Sunday, April 29, 2012
When I first saw these cute double decker cookies on Bake at 350, I instantly fell in love with the idea which gives you two cookies all in one! It was perfect for me as a beginner in cookie decorating which I have only started recently. These are nice and simple cookies topped with royal icing and decorated with dots to give it a cute look. As you can see, my cookies are quite untidy and not as good as those on Bake at 350 but I am learning and improving more on my cookie decorating skills as I bake up more batches of cookies. They tasted light, sweet and beautiful for morning or afternoon tea and was especially delicious when paired with a hot cup of tea or coffee.
I used Sweet Sugarbelle's recipe for perfect sugar cookies again but unfortunately for me, I over-browned some of them and was able to rescue other batches that resulted in quite a lot of crumbs. The royal icing recipe from Joy of Baking was successful the last time I used it so I adapted it by adding more icing sugar to follow the 10 second icing rule which Sweetopia uses. You can also follow other rules some cookie decorators prefer like the 20 second rule from Sweet Sugarbelle but go with what you are the most comfortable with. I also think that using the same icing for both outlining and flooding suits me because I don't have many piping bags on hand and is convienient as well.
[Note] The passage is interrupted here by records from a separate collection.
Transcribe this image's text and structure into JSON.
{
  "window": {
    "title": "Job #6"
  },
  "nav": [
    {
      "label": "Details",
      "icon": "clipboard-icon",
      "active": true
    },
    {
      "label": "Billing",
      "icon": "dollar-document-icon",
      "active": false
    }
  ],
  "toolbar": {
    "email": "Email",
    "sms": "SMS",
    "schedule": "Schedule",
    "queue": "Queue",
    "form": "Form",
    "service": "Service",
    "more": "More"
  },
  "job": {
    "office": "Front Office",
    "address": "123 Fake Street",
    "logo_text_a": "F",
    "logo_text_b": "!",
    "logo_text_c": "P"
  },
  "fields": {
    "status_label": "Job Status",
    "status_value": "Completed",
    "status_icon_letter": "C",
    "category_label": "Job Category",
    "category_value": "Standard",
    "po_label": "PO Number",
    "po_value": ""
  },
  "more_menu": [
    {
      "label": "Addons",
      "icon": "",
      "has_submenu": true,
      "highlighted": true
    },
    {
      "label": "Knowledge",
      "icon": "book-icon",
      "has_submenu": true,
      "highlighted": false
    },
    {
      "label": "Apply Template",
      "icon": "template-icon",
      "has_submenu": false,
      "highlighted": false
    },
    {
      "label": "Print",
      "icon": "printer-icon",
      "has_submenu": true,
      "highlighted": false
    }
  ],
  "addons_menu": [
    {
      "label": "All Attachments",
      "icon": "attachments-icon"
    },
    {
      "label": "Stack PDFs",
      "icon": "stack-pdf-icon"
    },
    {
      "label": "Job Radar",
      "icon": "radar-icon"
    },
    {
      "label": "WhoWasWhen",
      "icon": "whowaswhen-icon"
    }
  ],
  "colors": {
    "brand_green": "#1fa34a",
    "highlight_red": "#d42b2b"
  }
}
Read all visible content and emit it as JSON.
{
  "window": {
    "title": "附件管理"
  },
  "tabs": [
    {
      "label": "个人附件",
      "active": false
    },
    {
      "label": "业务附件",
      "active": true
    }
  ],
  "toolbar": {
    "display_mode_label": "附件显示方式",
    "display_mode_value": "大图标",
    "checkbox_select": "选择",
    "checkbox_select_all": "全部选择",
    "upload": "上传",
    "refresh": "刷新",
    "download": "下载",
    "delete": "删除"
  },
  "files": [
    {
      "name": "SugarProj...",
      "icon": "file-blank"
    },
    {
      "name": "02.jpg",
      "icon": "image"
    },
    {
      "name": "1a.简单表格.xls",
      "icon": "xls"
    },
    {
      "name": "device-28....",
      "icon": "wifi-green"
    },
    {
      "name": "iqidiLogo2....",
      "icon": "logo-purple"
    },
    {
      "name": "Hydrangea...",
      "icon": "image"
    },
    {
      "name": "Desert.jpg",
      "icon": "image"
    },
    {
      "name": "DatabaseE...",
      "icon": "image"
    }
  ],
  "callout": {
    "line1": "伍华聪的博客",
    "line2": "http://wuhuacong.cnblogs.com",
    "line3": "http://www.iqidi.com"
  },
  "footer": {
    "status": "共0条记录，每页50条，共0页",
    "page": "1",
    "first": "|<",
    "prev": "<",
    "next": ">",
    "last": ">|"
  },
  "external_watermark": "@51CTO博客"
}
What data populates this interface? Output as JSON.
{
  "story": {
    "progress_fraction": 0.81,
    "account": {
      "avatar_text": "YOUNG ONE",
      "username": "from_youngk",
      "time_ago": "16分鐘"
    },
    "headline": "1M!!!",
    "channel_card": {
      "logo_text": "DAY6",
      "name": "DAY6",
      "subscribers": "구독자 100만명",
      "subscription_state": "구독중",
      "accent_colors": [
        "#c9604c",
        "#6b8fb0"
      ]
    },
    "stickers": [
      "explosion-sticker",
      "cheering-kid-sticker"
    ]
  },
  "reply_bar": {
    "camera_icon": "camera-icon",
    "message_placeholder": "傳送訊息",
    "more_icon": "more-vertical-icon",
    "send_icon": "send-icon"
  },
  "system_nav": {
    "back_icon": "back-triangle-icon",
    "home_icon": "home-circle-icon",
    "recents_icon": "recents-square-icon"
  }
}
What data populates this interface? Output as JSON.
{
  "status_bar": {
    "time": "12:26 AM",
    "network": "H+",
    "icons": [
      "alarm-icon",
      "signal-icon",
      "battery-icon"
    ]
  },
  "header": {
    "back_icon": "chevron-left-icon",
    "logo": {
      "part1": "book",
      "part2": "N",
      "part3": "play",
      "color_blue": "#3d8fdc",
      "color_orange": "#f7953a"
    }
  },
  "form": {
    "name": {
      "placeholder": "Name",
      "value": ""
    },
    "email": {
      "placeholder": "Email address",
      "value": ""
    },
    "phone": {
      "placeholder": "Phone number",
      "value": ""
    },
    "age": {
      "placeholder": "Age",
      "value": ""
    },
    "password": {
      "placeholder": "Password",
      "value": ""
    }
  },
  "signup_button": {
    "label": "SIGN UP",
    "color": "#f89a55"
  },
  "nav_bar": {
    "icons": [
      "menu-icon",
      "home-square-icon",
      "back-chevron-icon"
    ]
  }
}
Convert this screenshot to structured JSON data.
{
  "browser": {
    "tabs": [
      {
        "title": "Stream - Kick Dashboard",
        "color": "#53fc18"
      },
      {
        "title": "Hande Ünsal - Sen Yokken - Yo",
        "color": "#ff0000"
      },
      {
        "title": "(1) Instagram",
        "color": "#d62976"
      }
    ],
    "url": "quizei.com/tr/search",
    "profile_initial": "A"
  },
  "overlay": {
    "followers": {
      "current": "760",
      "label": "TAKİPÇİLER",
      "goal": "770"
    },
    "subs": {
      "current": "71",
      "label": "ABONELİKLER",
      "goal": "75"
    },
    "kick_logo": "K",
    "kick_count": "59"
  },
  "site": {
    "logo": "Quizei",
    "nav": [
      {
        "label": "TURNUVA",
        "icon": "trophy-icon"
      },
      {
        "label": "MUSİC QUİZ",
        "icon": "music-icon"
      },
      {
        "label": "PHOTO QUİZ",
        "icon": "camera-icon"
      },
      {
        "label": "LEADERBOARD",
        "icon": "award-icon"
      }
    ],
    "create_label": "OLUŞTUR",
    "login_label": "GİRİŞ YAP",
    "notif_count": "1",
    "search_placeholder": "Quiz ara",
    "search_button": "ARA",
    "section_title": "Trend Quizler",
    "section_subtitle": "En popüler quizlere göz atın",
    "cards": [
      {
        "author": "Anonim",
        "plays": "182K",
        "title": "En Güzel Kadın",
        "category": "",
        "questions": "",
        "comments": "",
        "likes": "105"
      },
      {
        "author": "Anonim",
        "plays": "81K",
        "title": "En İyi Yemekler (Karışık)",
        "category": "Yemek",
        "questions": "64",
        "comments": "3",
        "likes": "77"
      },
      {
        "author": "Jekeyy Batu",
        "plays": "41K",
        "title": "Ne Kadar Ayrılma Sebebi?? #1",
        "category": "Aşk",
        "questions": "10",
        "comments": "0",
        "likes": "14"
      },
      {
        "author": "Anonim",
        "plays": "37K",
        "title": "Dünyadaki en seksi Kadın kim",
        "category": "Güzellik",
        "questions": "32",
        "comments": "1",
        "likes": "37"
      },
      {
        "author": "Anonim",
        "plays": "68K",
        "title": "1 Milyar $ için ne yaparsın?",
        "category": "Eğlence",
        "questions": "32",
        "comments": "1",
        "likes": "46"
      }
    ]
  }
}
I decided to make two colours and was torn between the colour choices of electric green, sky blue, electric pink and violet. Sky blue and electric pink were my favourites and I ended up liking the blue cookies (because they looked better) instead of the pink. Some of the dots on the cookies are raised because I did not work fast enough to make sure that they layed flat like those on the blue cookies. And my piping skills still need to improve a lot. Practice makes perfect so be prepared to see more cookies on this blog!
Perfect sugar cookie recipe from Sugarbelle.
Makes about 24 cookies.
227 grams unsalted butter
175 grams icing or confectioner's sugar
1 egg at room temperature
2 teaspoons of vanilla extract
1 teaspoon of salt
2 teaspoons of baking powder
400-425 grams of plain or all-purpose flour
1. Preheat the oven to 204 degrees celcius (400 degrees farenheit) and beat butter and sugar together until pale and creamy. Add the egg and vanilla to the mixture and mix until combined.
2. In a bowl, sift together flour, baking powder and salt and add this to the mixture a little at a time until incorporated.
3. Roll out the dough with some flour to dust on hand to a 1/4 inch thick. Cut out cookies with mini hearts and stars cutters (the same ones I used in the homemade candies) and cloud or flower cutters and place them on a baking tray lined with baking/parchment paper.
4. Bake the cookies for 7 to 8 minutes until dry but not brown.
Royal icing recipe from Joy of Baking.
2 large egg whites (60 grams)
2 teaspoons of lemon juice
3 cups or 330 grams of icing (confectioners) sugar, sifted
Sky blue and pink food gel colouring
1. Beat egg whites and lemon juice in a bowl of an electric mixer until combined.
2. Add the icing sugar and mix on a low speed until combined and smooth. (Depending on your preference for the consistency of flood icing or for bordering, you can use the 10 second rule which is when you drag a knife through the center of the icing, it should come back together completely in 10 seconds). Mix in more icing sugar if it is too thin or add a little water if it is too thick until the desired consistency.
3. Tint the icing with blue and pink or your favourite colours and mix well.
To decorate the cookies,
1. Fill your piping bags with royal icing and border the cloud cookies with blue and pink icing. Fill the cookies with plain or white icing (go to this tutorial from Sweet Sugarbelle for help with outlining and flooding) and add coloured dots to the white icing while working quickly before they set.
2. Ice the hearts and stars with coloured icing and leave to dry overnight.
3. Stick the hearts and stars to the cloud cookies with a little royal icing and set aside about 30 minutes to an hour to set.